MC stelle sich deutlich anders dar: »Hier haben wir keine kontinuierliche Ausbreitung, sondern einen segmentaren Befall.« Das heißt, entzündete Darmabschnitte wechseln mit entzündungsfreien ab. Der gesamte Gastrointestinaltrakt – vom Mund bis zum Anus – könne betroffen sein und die Entzündung »in die Tiefe gehen« – also transmural alle Schichten der Darmwand betreffen. Auch extraintestinale Manifestationen, etwa in den Gelenken, kämen bei Morbus Crohn häufiger als bei Colitis ulcerosa vor.
Professor Dr. Thomas Weinke, Facharzt für innere Medizin, Gastroenterologie, Infektiologie, Tropenmedizin / Foto: PZ/Alois Mueller
Neben genetischen Faktoren könnten eine veränderte Darmmikrobiota sowie Umgebungseinflüsse zur Pathogenese von CED beitragen, legte Weinke dar. »Rauchen ist ein ganz wichtiger Faktor bei Morbus Crohn, nicht jedoch bei Colitis ulcerosa«, ergänzte er. Stress könne akute Schübe auslösen.
Die Therapieoptionen beliefen sich neben medikamentösen auf operativen Maßnahmen sowie Ernährungstherapie und psychologische Unterstützung. Letztere kämen »oftmals zu kurz«, bedauerte Weinke.
Therapieziele seien, die Lebensqualität der Patienten zu verbessern, Symptome zu kontrollieren sowie eine klinische Remission zu erreichen. Zudem werde eine Mukosa-Heilung angestrebt und es gelte, Komplikationen zu verhindern und das Karzinomrisiko zu senken.
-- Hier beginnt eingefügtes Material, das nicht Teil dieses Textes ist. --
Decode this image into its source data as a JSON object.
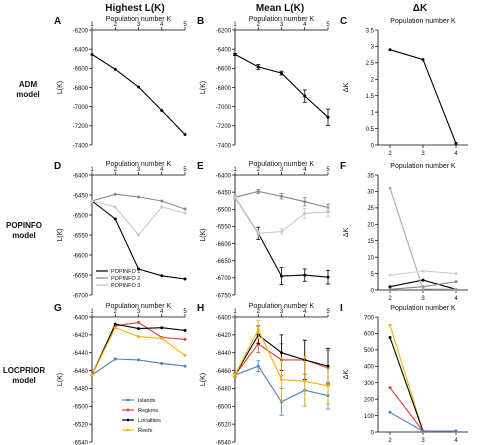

Zu den älteren Therapieoptionen zähle das 5-Aminosalicylat Mesalazin. Es eigne sich vor allem zur Basistherapie von leichter bis mittelgradiger CU und werde sowohl bei Schüben als auch zum Remissionserhalt eingesetzt. »Steroide haben in der Akuttherapie einen Stellenwert«, betonte Weinke, eigneten sich aber aufgrund des hohen Nebenwirkungsprofils nicht für den Langzeitgebrauch. Unter den Immunsuppressiva werde in der Gastroenterologie vor allem Azathioprin eingesetzt. »Es hat keinen Akuteffekt«, stellte er klar. Bei der Langzeittherapie gelte es, potenzielle Nebenwirkungen wie Leukopenie zu beachten.
Auch stehen einige Biologika zur Verfügung, die sich gegen verschiedene Entzündungsmediatoren richten. Dazu gehören etwa TNF-α-Blocker wie Infliximab, Adalimumab und Golimumab (nur bei CU). Sie zeigten gute Effekte in der Induktion und Langzeittherapie und könnten eine Mukosa-Heilung herbeiführen. Ein Nachteil: Manchmal komme es zum Wirkverlust. Das Anti-Integrin Vedolizumab und die Anti-Zytokine Ustekinumab, Mirikizumab (nur bei CU) und Risankizumab (nur bei MC) erweitern die Palette der Therapieoptionen.
Ferner sind die JAK-Inhibitoren Tofacitinib, Filgotinib (beide nur bei CU) sowie Upadacitinib zugelassen. Sie seien aber nur noch eingeschränkt anzuwenden, sagte Weinke mit Verweis auf einen Rote-Hand-Brief vom März 2023. Ebenfalls oral bioverfügbar ist der Sphingosin-1-Phosphat-(S1P-)Rezeptor-Modulator Ozanimod (bei CU).
»Wir müssen die Medikamente individualisiert einsetzen und den Patienten in den Mittelpunkt des Handelns stellen«, appellierte Weinke abschließend.